The Transtheoretical Model (TTM) of Behavior Change was developed by Dr. James Prochaska and his colleagues at the University of Rhode Island Cancer Prevention Research Center. It has been operationalized and used extensively to promote optimal heath by promoting behavioral change in the areas such as smoking, diet, alcohol and substance, eating disorders, panic disorders and others. One of the model’s major contributions is the recognition that behavioral change unfolds through a series of stages. That is, individual progress through a series of stages in recognizing the need to change, contemplating a change, making a change, and finally sustaining the new behavior. Most important, they have learned that it is critical to understand and identify the stage an individual is in before a successful change intervention can be designed and applied.
Stages of Change
Precontemplation is the stage at which there is no intention to change behavior in the foreseeable future. Many individuals in this stage are unaware of problems or that there is a need for change.
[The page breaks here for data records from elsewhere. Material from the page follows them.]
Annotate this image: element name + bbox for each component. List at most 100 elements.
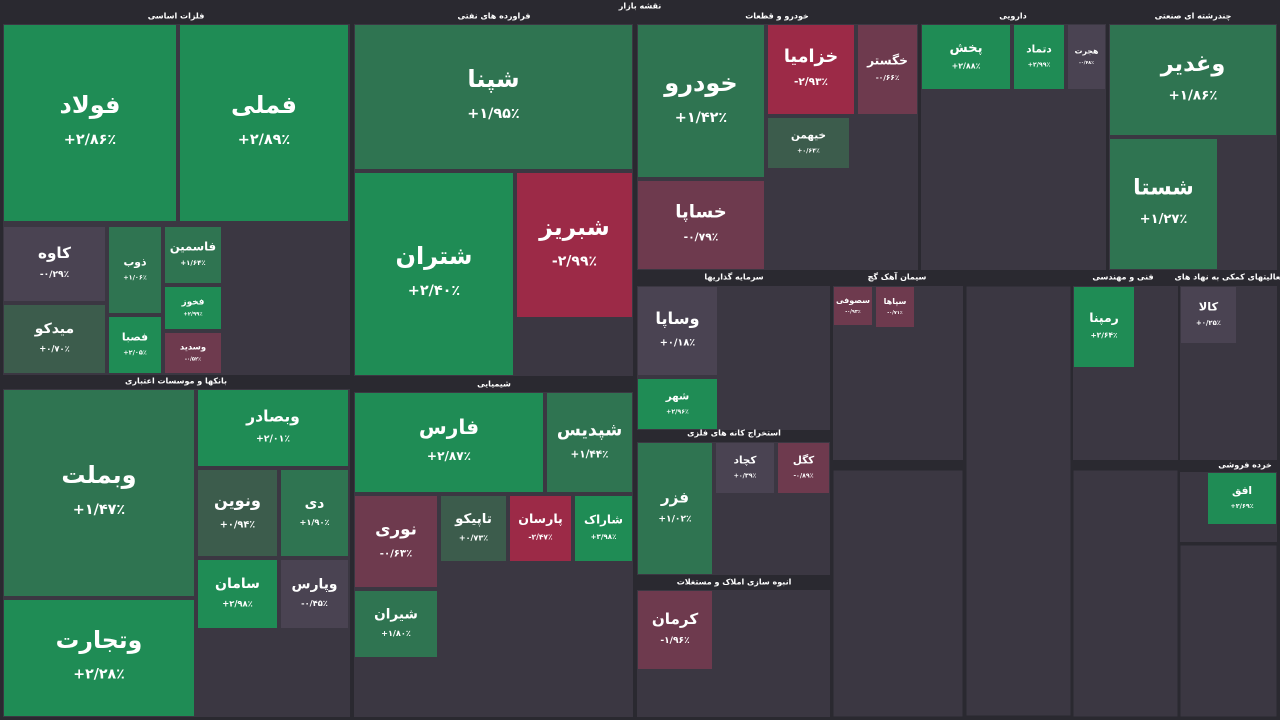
tile-value: +۲/۶۹٪	[1230, 503, 1253, 510]
tile	[281, 470, 348, 556]
tile-value: +۲/۲۸٪	[73, 667, 125, 683]
tile-value: +۲/۶۴٪	[1090, 331, 1118, 340]
tile	[4, 25, 176, 221]
tile-name: سپاها	[884, 297, 907, 306]
tile-value: -۰/۵۲٪	[185, 356, 201, 362]
tile-name: هجرت	[1075, 47, 1099, 56]
tile-value: +۰/۶۴٪	[797, 147, 820, 154]
tile-name: وبصادر	[245, 408, 300, 426]
tile-name: نوری	[375, 519, 417, 540]
tile	[441, 496, 506, 561]
tile-value: -۰/۹۳٪	[845, 309, 861, 315]
tile-value: +۱/۰۶٪	[123, 274, 147, 282]
tile-value: +۲/۹۸٪	[222, 598, 253, 608]
tile-name: شستا	[1133, 176, 1194, 201]
tile-name: پارسان	[518, 511, 563, 526]
tile-name: شپنا	[467, 65, 519, 93]
background-area	[1072, 469, 1179, 718]
tile	[355, 591, 437, 657]
sector-title: بانکها و موسسات اعتباری	[125, 377, 227, 386]
sector-title: فنی و مهندسی	[1092, 273, 1153, 282]
tile-name: کرمان	[652, 610, 699, 628]
tile	[922, 25, 1010, 89]
tile-value: +۲/۰۱٪	[256, 433, 290, 444]
tile-value: +۲/۹۹٪	[1028, 61, 1051, 68]
tile	[355, 173, 513, 375]
tile	[638, 591, 712, 669]
tile-name: فملی	[231, 91, 297, 119]
tile	[109, 227, 161, 313]
tile-value: +۲/۸۸٪	[952, 62, 981, 71]
tile	[1074, 287, 1134, 367]
tile-name: خزامیا	[784, 47, 838, 67]
tile	[1014, 25, 1064, 89]
tile-name: شبریز	[538, 213, 609, 241]
tile	[180, 25, 348, 221]
tile-name: پخش	[949, 41, 982, 56]
sector-title: خرده فروشی	[1218, 461, 1272, 470]
tile-value: +۲/۹۶٪	[666, 408, 689, 415]
tile	[547, 393, 632, 492]
sector-title: فعالیتهای کمکی به نهاد های	[1175, 273, 1280, 282]
tile-name: وپارس	[292, 576, 338, 592]
tile	[638, 25, 764, 177]
tile	[768, 25, 854, 114]
tile	[1181, 287, 1236, 343]
tile-name: خودرو	[663, 69, 737, 97]
tile	[1208, 473, 1276, 524]
tile-name: دتماد	[1026, 44, 1051, 56]
tile-name: شتران	[395, 242, 472, 270]
tile	[165, 287, 221, 329]
tile-value: -۲/۹۳٪	[794, 76, 828, 88]
tile-name: فصبا	[122, 330, 148, 343]
tile-value: -۰/۶۶٪	[876, 73, 900, 82]
tile-value: -۰/۴۵٪	[301, 598, 328, 608]
chart-title: نقشه بازار	[618, 2, 662, 11]
tile	[778, 443, 829, 493]
tile-name: فاسمین	[170, 239, 216, 254]
tile-name: شپدیس	[557, 420, 622, 440]
tile	[165, 333, 221, 373]
tile	[834, 287, 872, 325]
tile-name: خیهمن	[791, 130, 826, 142]
tile	[198, 390, 348, 466]
tile-name: فزر	[660, 488, 689, 506]
tile-value: -۰/۲۹٪	[40, 270, 69, 280]
tile-name: شیران	[374, 606, 418, 622]
tile	[575, 496, 632, 561]
tile-name: شهر	[665, 391, 690, 403]
tile	[1110, 25, 1276, 135]
tile-name: وسدید	[180, 342, 206, 353]
tile-value: +۱/۴۲٪	[675, 110, 727, 126]
tile-name: دی	[305, 495, 325, 511]
tile-name: سصوفی	[836, 296, 870, 305]
tile	[198, 470, 277, 556]
tile	[716, 443, 774, 493]
background-area	[832, 469, 964, 718]
sector-title: دارویی	[999, 12, 1027, 21]
tile	[4, 390, 194, 596]
tile-name: فخوز	[181, 297, 205, 307]
tile-name: خساپا	[675, 201, 727, 222]
tile-value: +۲/۸۶٪	[64, 132, 116, 148]
tile-value: +۱/۸۰٪	[381, 628, 411, 638]
tile	[638, 379, 717, 429]
tile	[517, 173, 632, 317]
tile	[4, 305, 105, 373]
tile	[1110, 139, 1217, 269]
tile-value: +۱/۹۵٪	[467, 106, 519, 122]
tile-name: خگستر	[866, 52, 908, 67]
tile-name: وساپا	[655, 309, 699, 329]
sector-title: سرمایه گذاریها	[704, 272, 763, 282]
sector-title: فلزات اساسی	[148, 12, 205, 21]
sector-title: شیمیایی	[477, 380, 511, 389]
tile-name: میدکو	[34, 321, 74, 337]
tile	[198, 560, 277, 628]
tile-name: سامان	[215, 576, 260, 592]
tile	[165, 227, 221, 283]
tile-value: +۰/۲۵٪	[1196, 319, 1221, 327]
tile	[876, 287, 914, 327]
tile-name: کالا	[1199, 300, 1219, 314]
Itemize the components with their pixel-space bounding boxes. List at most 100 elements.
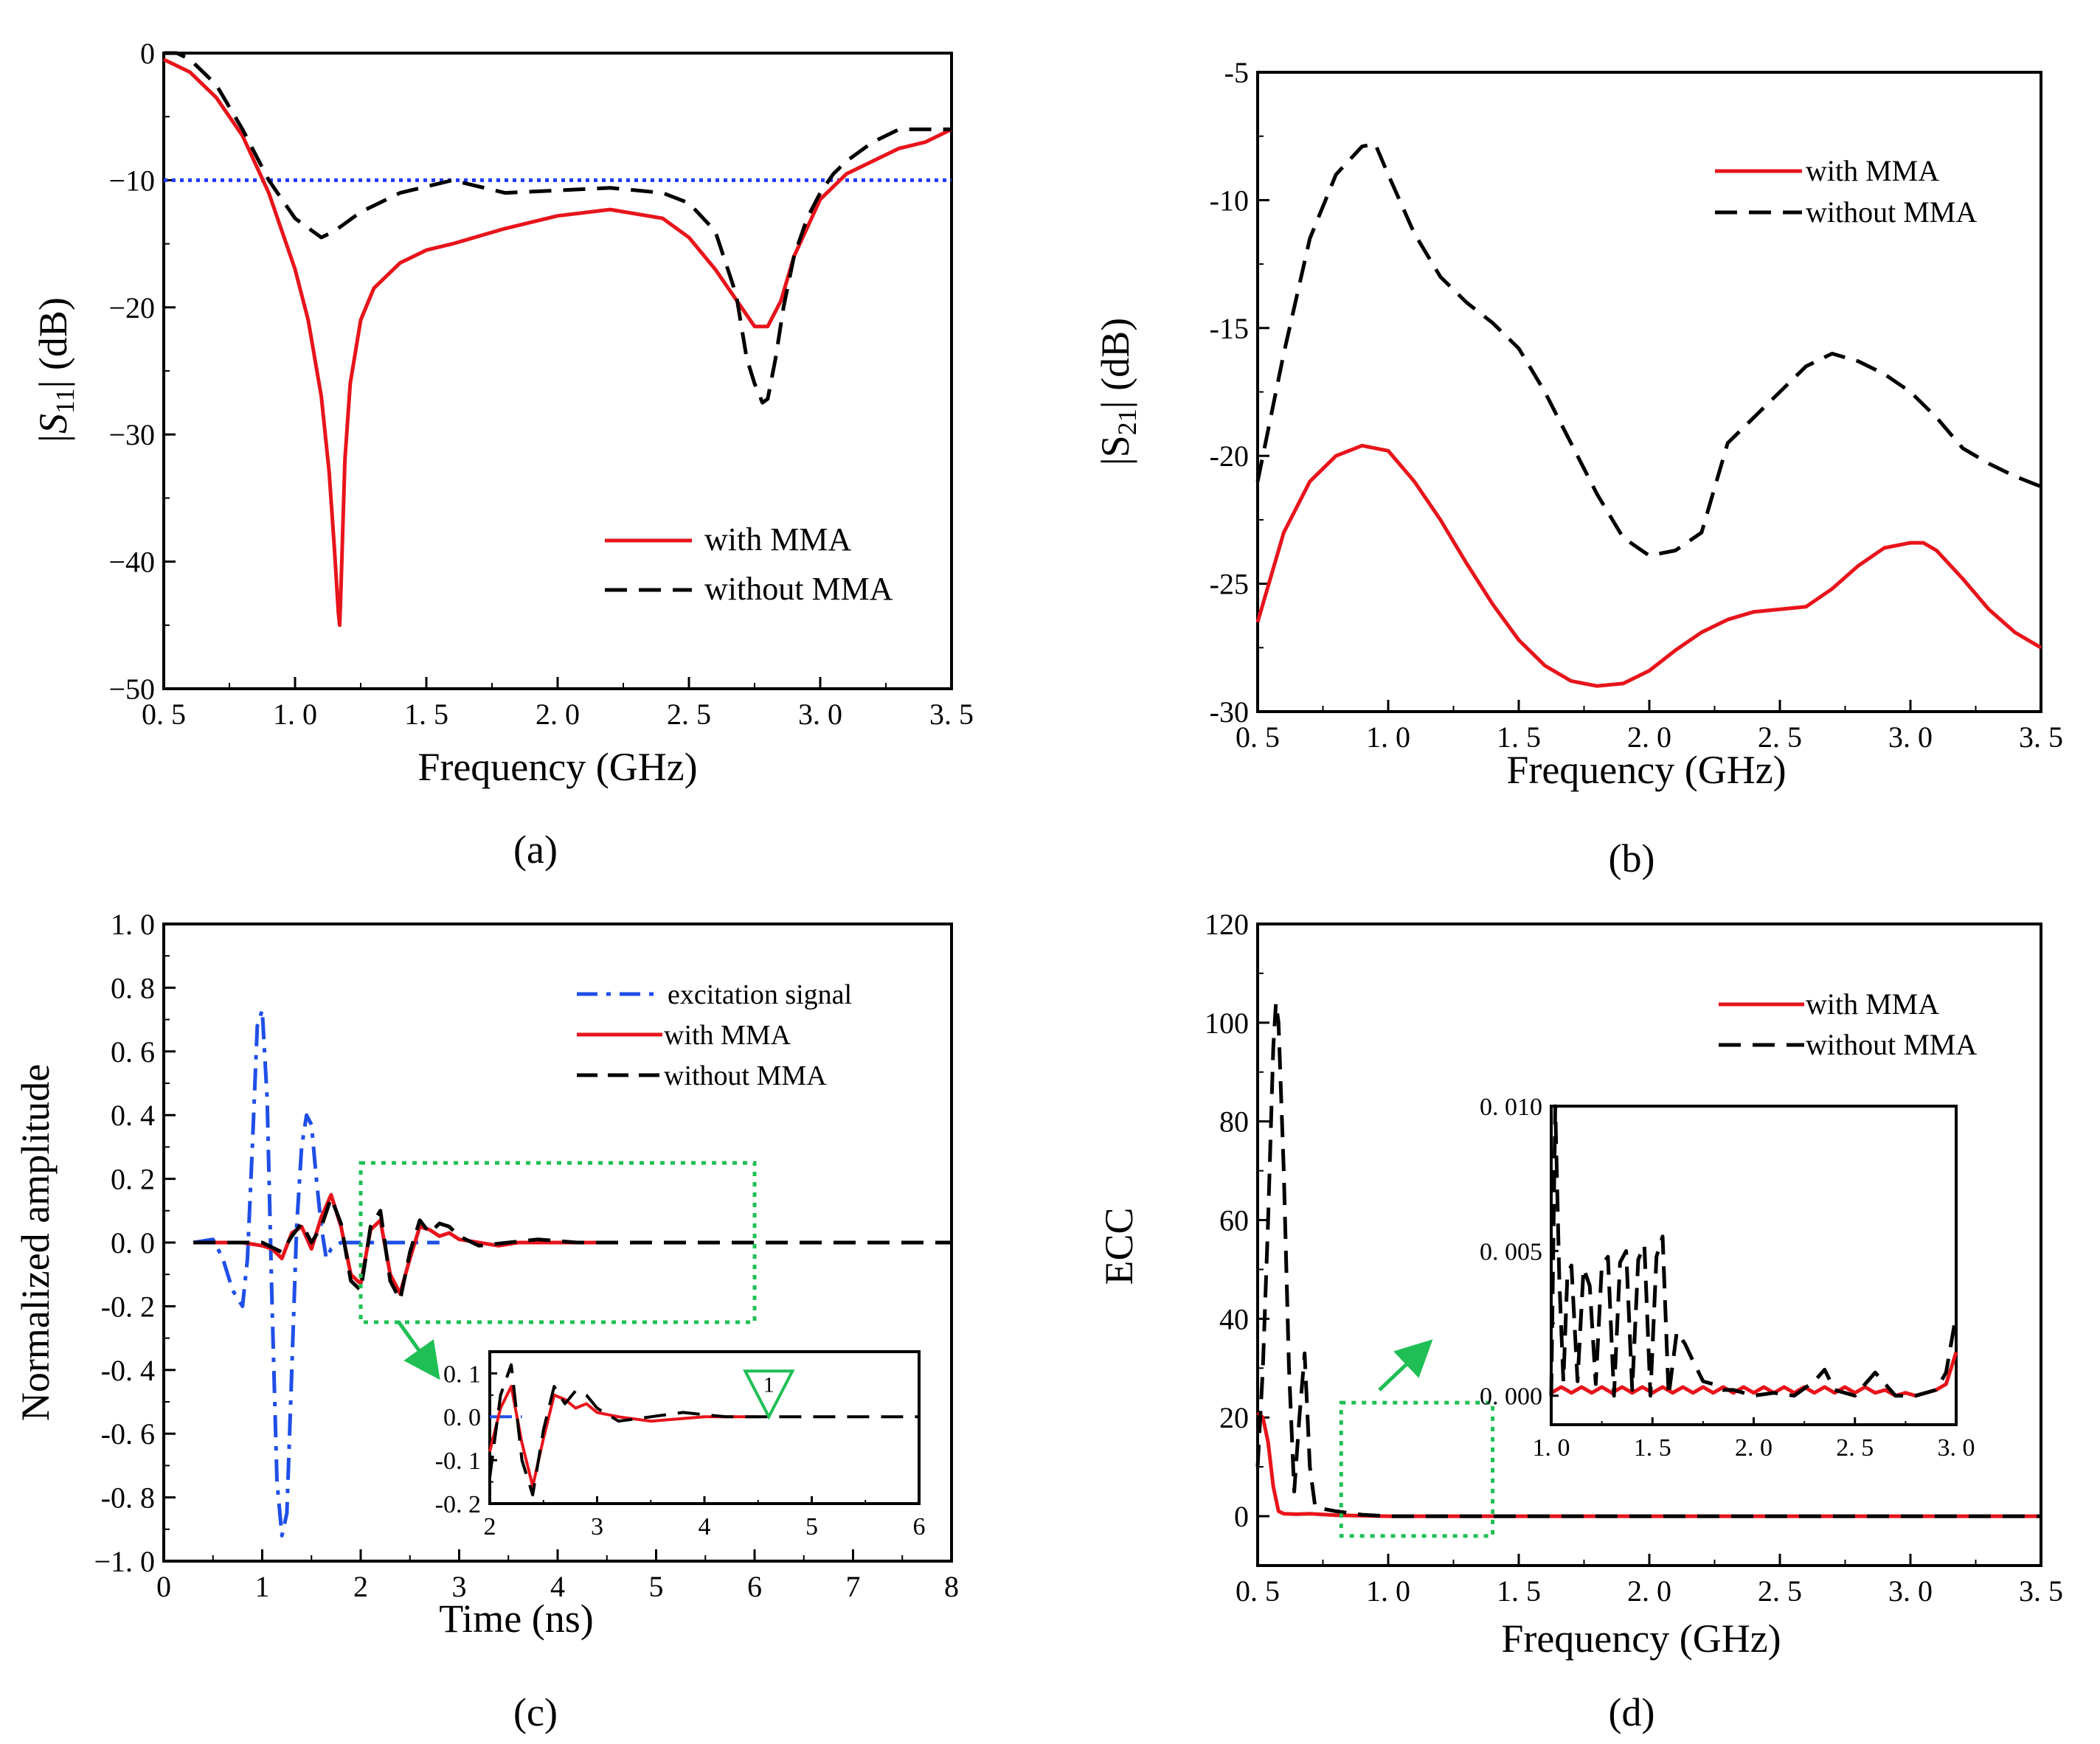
panel-c-ytick-label: 0. 2 — [111, 1163, 155, 1196]
inset-c-ytick-label: 0. 0 — [443, 1404, 481, 1431]
inset-d-xtick-label: 2. 0 — [1735, 1434, 1772, 1462]
panel-c-ytick-label: 0. 4 — [111, 1099, 155, 1132]
panel-b-xtick-label: 2. 0 — [1627, 720, 1671, 754]
y-axis-label-a-suffix: | (dB) — [31, 297, 75, 388]
panel-caption-a: (a) — [513, 827, 558, 872]
inset-c-xtick-label: 4 — [699, 1513, 711, 1540]
inset-frame-d — [1550, 1105, 1958, 1426]
panel-c-ytick-label: -0. 6 — [101, 1417, 155, 1451]
legend-label-without-mma-c: without MMA — [664, 1060, 827, 1091]
series-group-c — [193, 1008, 952, 1538]
panel-b-ytick-label: -15 — [1210, 312, 1249, 345]
panel-d-xtick-label: 2. 0 — [1627, 1574, 1671, 1608]
series-group-b — [1255, 142, 2042, 688]
inset-axis-ticks-c: 2 3 4 5 6 0. 1 0. 0 -0. 1 -0. 2 — [435, 1361, 926, 1540]
panel-b-ytick-label: -5 — [1224, 56, 1249, 89]
inset-d-ytick-label: 0. 000 — [1480, 1383, 1542, 1411]
panel-c-ytick-label: 0. 6 — [111, 1035, 155, 1069]
inset-d-xtick-label: 1. 5 — [1634, 1434, 1671, 1462]
panel-c-ytick-label: 0. 8 — [111, 971, 155, 1004]
x-axis-label-d: Frequency (GHz) — [1501, 1616, 1781, 1661]
panel-d-ytick-label: 100 — [1205, 1007, 1249, 1040]
panel-a-xtick-label: 2. 5 — [667, 698, 711, 731]
panel-a-xtick-label: 1. 5 — [404, 698, 448, 731]
panel-d-ytick-label: 80 — [1219, 1105, 1249, 1139]
panel-caption-d: (d) — [1609, 1690, 1655, 1734]
inset-axis-ticks-d: 1. 0 1. 5 2. 0 2. 5 3. 0 0. 010 0. 005 0. 000 — [1480, 1094, 1975, 1462]
panel-a-ytick-label: −10 — [108, 164, 155, 197]
panel-a: 0. 5 1. 0 1. 5 2. 0 2. 5 3. 0 3. 5 0 −10 −20 −30 −4… — [31, 37, 974, 872]
panel-caption-c: (c) — [513, 1690, 558, 1734]
axis-ticks-a: 0. 5 1. 0 1. 5 2. 0 2. 5 3. 0 3. 5 0 −10 −20 −30 −4… — [108, 37, 974, 731]
panel-d-xtick-label: 3. 0 — [1888, 1574, 1933, 1608]
panel-b-series-with-mma — [1255, 443, 2042, 688]
legend-label-with-mma-d: with MMA — [1806, 987, 1939, 1021]
panel-a-ytick-label: −30 — [108, 418, 155, 451]
axis-ticks-c: 0 1 2 3 4 5 6 7 8 1. 0 0. 8 0. 6 0. 4 0. 2 0. 0 -0. 2 -0… — [94, 908, 959, 1603]
axis-ticks-d: 0. 5 1. 0 1. 5 2. 0 2. 5 3. 0 3. 5 0 20 40 60 80 100… — [1205, 908, 2063, 1608]
panel-c-xtick-label: 0 — [156, 1570, 171, 1603]
panel-d-series-without-mma — [1255, 1001, 2041, 1518]
legend-label-without-mma-a: without MMA — [704, 571, 893, 607]
inset-d: 1. 0 1. 5 2. 0 2. 5 3. 0 0. 010 0. 005 0. 000 — [1480, 1094, 1975, 1462]
panel-a-ytick-label: −50 — [108, 673, 155, 706]
y-axis-label-b: |S21| (dB) — [1093, 318, 1142, 465]
panel-a-series-without-mma — [164, 51, 952, 405]
panel-d-xtick-label: 3. 5 — [2019, 1574, 2063, 1608]
inset-c-series-without-mma — [488, 1363, 919, 1497]
sample-marker-triangle — [743, 1369, 795, 1420]
panel-c-series-without-mma — [193, 1196, 952, 1302]
panel-d-ytick-label: 0 — [1234, 1500, 1249, 1533]
x-axis-label-c: Time (ns) — [439, 1597, 594, 1641]
legend-label-without-mma-d: without MMA — [1806, 1028, 1977, 1061]
panel-b-xtick-label: 3. 5 — [2019, 720, 2063, 754]
panel-b-ytick-label: -30 — [1210, 695, 1249, 729]
legend-b: with MMA without MMA — [1715, 154, 1977, 229]
panel-caption-b: (b) — [1609, 836, 1655, 880]
panel-a-xtick-label: 3. 5 — [929, 698, 974, 731]
x-axis-label-b: Frequency (GHz) — [1506, 748, 1786, 792]
series-group-a — [162, 51, 953, 628]
y-axis-label-d: ECC — [1097, 1207, 1141, 1285]
panel-d-ytick-label: 60 — [1219, 1204, 1249, 1237]
panel-c-xtick-label: 5 — [649, 1570, 664, 1603]
inset-d-ytick-label: 0. 005 — [1480, 1238, 1542, 1265]
panel-c-ytick-label: 0. 0 — [111, 1226, 155, 1260]
panel-b-xtick-label: 0. 5 — [1236, 720, 1280, 754]
panel-b-xtick-label: 1. 5 — [1497, 720, 1541, 754]
zoom-highlight-box-c — [358, 1161, 757, 1324]
panel-c-xtick-label: 3 — [452, 1570, 467, 1603]
inset-d-xtick-label: 2. 5 — [1836, 1434, 1874, 1462]
panel-c-ytick-label: -0. 4 — [101, 1354, 155, 1387]
panel-b-xtick-label: 1. 0 — [1366, 720, 1410, 754]
x-axis-label-a: Frequency (GHz) — [417, 745, 697, 789]
panel-b: 0. 5 1. 0 1. 5 2. 0 2. 5 3. 0 3. 5 -5 -10 -15 -20 -… — [1093, 56, 2063, 880]
inset-c-xtick-label: 5 — [805, 1513, 818, 1540]
panel-d-ytick-label: 120 — [1205, 908, 1249, 941]
panel-c-series-excitation-signal — [193, 1008, 440, 1538]
panel-d-xtick-label: 1. 0 — [1366, 1574, 1410, 1608]
legend-d: with MMA without MMA — [1719, 987, 1977, 1061]
panel-b-ytick-label: -20 — [1210, 440, 1249, 473]
panel-a-ytick-label: −40 — [108, 546, 155, 579]
inset-c-xtick-label: 6 — [913, 1513, 926, 1540]
panel-d-ytick-label: 40 — [1219, 1302, 1249, 1335]
sample-marker-label: 1 — [763, 1372, 774, 1397]
panel-c-xtick-label: 2 — [353, 1570, 368, 1603]
panel-c-xtick-label: 4 — [550, 1570, 565, 1603]
inset-c-ytick-label: -0. 1 — [435, 1448, 481, 1475]
inset-c-ytick-label: 0. 1 — [443, 1361, 481, 1388]
panel-c-ytick-label: -0. 2 — [101, 1290, 155, 1323]
panel-d-ytick-label: 20 — [1219, 1401, 1249, 1434]
series-group-d — [1255, 1001, 2041, 1518]
panel-d-xtick-label: 2. 5 — [1758, 1574, 1802, 1608]
y-axis-label-b-prefix: |S — [1093, 435, 1137, 465]
inset-series-group-c — [488, 1363, 919, 1497]
y-axis-label-a-prefix: |S — [31, 414, 75, 445]
legend-a: with MMA without MMA — [605, 521, 893, 607]
inset-c-xtick-label: 2 — [484, 1513, 496, 1540]
panel-c-ytick-label: −1. 0 — [94, 1545, 155, 1578]
legend-label-with-mma-a: with MMA — [704, 521, 851, 557]
panel-d: 0. 5 1. 0 1. 5 2. 0 2. 5 3. 0 3. 5 0 20 40 60 80 100… — [1097, 908, 2063, 1734]
inset-d-ytick-label: 0. 010 — [1480, 1094, 1542, 1121]
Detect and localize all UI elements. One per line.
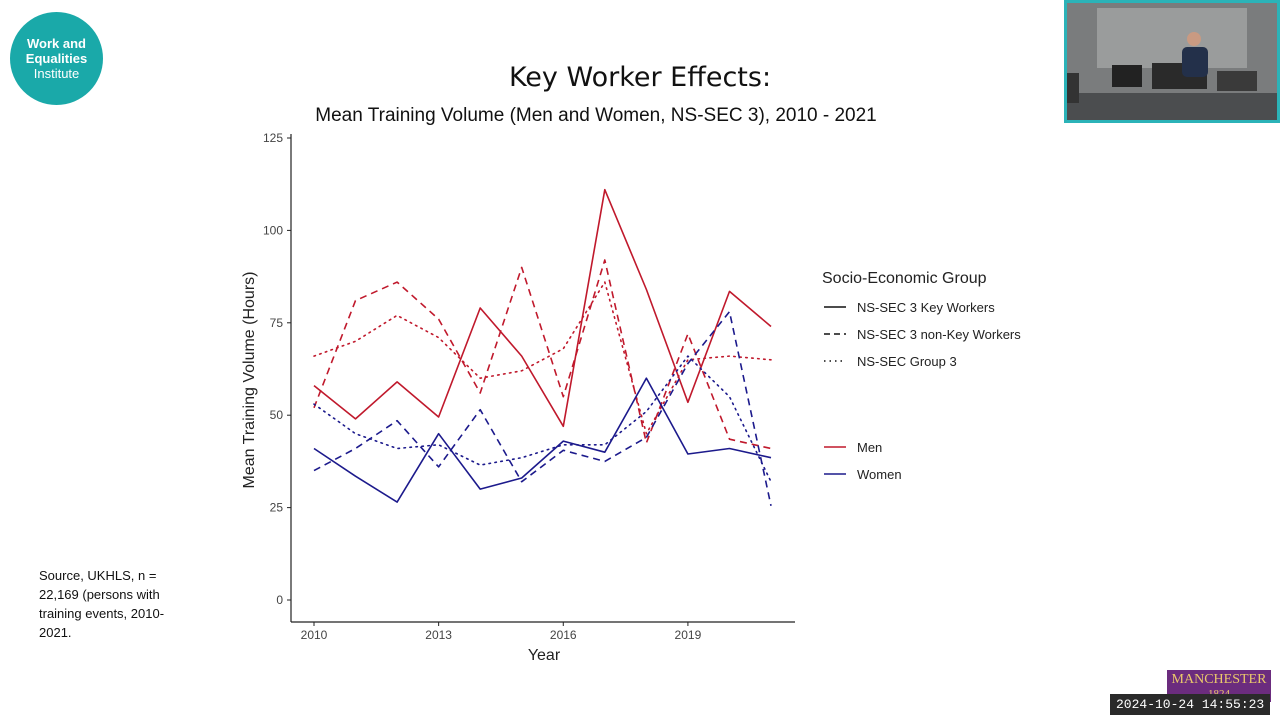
legend: Socio-Economic Group NS-SEC 3 Key Worker… [822,270,1021,482]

Contemplation is the stage in which individuals have identified a problem. In this stage, they are deciding whether or not there is a need to take action to correct the problem. Do the pro & cons of change outweigh the pro & cons of maintaining present behavioral pattern?
Preparation is a stage entered into once the individual decides there is a need to take some action. Specific plans of action are developed in this stage as the individual chooses among alternative potential solutions.
Action is the stage in which individuals put their plans into action and change their behavioral patterns.
Maintenance is the stage in which people work to prevent relapse and consolidate the gains attained during action.